The Recommended Daily Allowance (RDA) for zinc is 15 mg/day for men and 12 mg/day for women. The Minimal Risk Level (MRL) is an estimate of daily human

exposure to a dose of a chemical that is likely to be without appreciable risk of adverse non-cancerous effects. An MRL of 0.3 mg/kg/day has been derived for exposures of intermediate duration. Due to a lack of adequate long-term studies in humans or animals, the intermediate MRL of 0.3 mg/kg/day has been adopted as the chronic MRL.

Considering the direct exposure route of soil ingestion for a 2 year old child, body weight 10 kg and daily soil ingestion rate of 100 mg/day, the allowable level of zinc in soil would be 7 000 mg/kg. Direct dermal absorption of zinc from soil would be very low. Indirect routes of uptake such as via water contamination or uptake into fruits and vegetables have not been evaluated. It is recommended that the health-based investigation level for zinc in soil be set at 7 000 mg/kg for a standard residential exposure scenario.

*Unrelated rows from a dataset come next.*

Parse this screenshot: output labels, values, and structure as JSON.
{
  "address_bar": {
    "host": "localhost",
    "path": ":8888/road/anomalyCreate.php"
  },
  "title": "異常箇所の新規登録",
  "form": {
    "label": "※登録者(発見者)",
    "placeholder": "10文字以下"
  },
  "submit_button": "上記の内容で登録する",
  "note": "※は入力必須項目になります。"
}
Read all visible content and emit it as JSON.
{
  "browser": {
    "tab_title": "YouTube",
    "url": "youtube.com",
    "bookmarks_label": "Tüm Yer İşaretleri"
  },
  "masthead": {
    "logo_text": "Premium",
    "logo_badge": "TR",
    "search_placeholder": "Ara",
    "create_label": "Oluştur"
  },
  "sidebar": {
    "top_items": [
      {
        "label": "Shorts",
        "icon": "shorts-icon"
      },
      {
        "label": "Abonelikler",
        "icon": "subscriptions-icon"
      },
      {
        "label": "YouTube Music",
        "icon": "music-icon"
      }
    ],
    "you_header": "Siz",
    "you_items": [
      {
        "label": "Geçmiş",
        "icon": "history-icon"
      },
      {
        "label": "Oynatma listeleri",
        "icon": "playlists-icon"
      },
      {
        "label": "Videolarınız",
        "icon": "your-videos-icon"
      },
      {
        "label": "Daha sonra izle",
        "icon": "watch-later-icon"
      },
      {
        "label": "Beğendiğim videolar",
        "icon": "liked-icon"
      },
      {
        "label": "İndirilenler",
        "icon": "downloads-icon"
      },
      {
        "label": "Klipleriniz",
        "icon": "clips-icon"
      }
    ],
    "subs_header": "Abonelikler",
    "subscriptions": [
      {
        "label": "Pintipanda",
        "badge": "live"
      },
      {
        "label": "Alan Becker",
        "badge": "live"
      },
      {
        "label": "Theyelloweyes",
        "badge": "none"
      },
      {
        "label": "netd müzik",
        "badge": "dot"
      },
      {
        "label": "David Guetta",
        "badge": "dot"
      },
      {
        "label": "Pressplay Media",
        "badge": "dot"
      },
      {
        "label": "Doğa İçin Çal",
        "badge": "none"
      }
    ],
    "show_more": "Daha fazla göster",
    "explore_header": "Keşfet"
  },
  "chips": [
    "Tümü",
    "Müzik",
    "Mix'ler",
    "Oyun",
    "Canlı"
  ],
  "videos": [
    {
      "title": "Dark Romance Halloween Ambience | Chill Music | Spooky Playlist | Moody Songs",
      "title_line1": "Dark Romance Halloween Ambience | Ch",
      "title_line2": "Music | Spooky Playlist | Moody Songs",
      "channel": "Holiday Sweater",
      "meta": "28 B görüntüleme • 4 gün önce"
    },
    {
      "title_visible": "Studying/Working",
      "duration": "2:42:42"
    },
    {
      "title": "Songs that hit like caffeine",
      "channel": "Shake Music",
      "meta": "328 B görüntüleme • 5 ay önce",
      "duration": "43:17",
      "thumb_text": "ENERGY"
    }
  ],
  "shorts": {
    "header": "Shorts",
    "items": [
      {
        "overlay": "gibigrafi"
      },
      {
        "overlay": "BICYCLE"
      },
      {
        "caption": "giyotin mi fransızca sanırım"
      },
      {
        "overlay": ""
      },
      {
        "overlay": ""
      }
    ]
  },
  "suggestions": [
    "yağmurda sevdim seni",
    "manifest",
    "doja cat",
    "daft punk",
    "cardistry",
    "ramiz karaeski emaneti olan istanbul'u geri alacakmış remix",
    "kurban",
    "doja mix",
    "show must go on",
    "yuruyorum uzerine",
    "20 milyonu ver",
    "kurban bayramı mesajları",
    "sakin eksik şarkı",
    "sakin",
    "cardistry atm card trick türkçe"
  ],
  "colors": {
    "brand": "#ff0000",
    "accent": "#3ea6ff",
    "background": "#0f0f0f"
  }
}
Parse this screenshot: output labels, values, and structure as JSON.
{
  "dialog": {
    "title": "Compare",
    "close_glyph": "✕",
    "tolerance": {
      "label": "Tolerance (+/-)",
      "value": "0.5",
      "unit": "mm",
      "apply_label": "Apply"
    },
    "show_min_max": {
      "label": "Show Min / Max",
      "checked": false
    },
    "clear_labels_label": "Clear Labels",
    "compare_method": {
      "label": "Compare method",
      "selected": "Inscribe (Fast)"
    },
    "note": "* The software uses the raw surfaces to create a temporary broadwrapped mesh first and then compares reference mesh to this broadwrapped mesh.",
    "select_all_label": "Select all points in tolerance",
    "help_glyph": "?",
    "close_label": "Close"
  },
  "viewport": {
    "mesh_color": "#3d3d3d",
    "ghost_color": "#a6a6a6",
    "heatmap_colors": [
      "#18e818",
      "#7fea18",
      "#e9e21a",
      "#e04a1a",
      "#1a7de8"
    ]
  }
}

Comparison of assumptions in deriving HILs

A range of conservative assumptions have been used in developing the Health Investigation Levels. The variations detailed below are considered, given the nature and magnitude of the conservative assumptions, not to have practical significance nor to require adjustment of the Health Investigation Levels. Hereafter, standard assumptions will be used unless there is substance- specific information to justify alternative values.

          Soil ingestion has been assumed to be 100 mg/day, except in the case of lead where 80 mg/day was used. However, the lead HIL includes added conservatism by using an exposure component, the lead PTWI, which is considered not to result in a net increase in body burden of lead.

          Bioavailability was mostly assumed to be 100%, although this varied for organochlorines and PCB where various availabilities were given to different routes based on data.

          All exposure routes were considered but in most cases oral exposure predominated. For Ni and Cr(VI) skin sensitivity reactions formed the basis of the HIL. Dermal and inhalational uptake was significant for organochlorines, PCBs and phenol.

          The percentage of the TI allowed from exposure to contaminated soil has varied more than other assumptions. For lead and PCB 50% of PTWI was allowed, for arsenic 40% and in the range of 15 to 25% for cadmium, phenol, complexed cyanides, beryllium and mercury. These variations are largely explained by the contributions of other background factors, especially food.

          A weight of 13.2 kg was used generally for the weight of the target child, but occasionally 12 kg and, for zinc, 10 kg.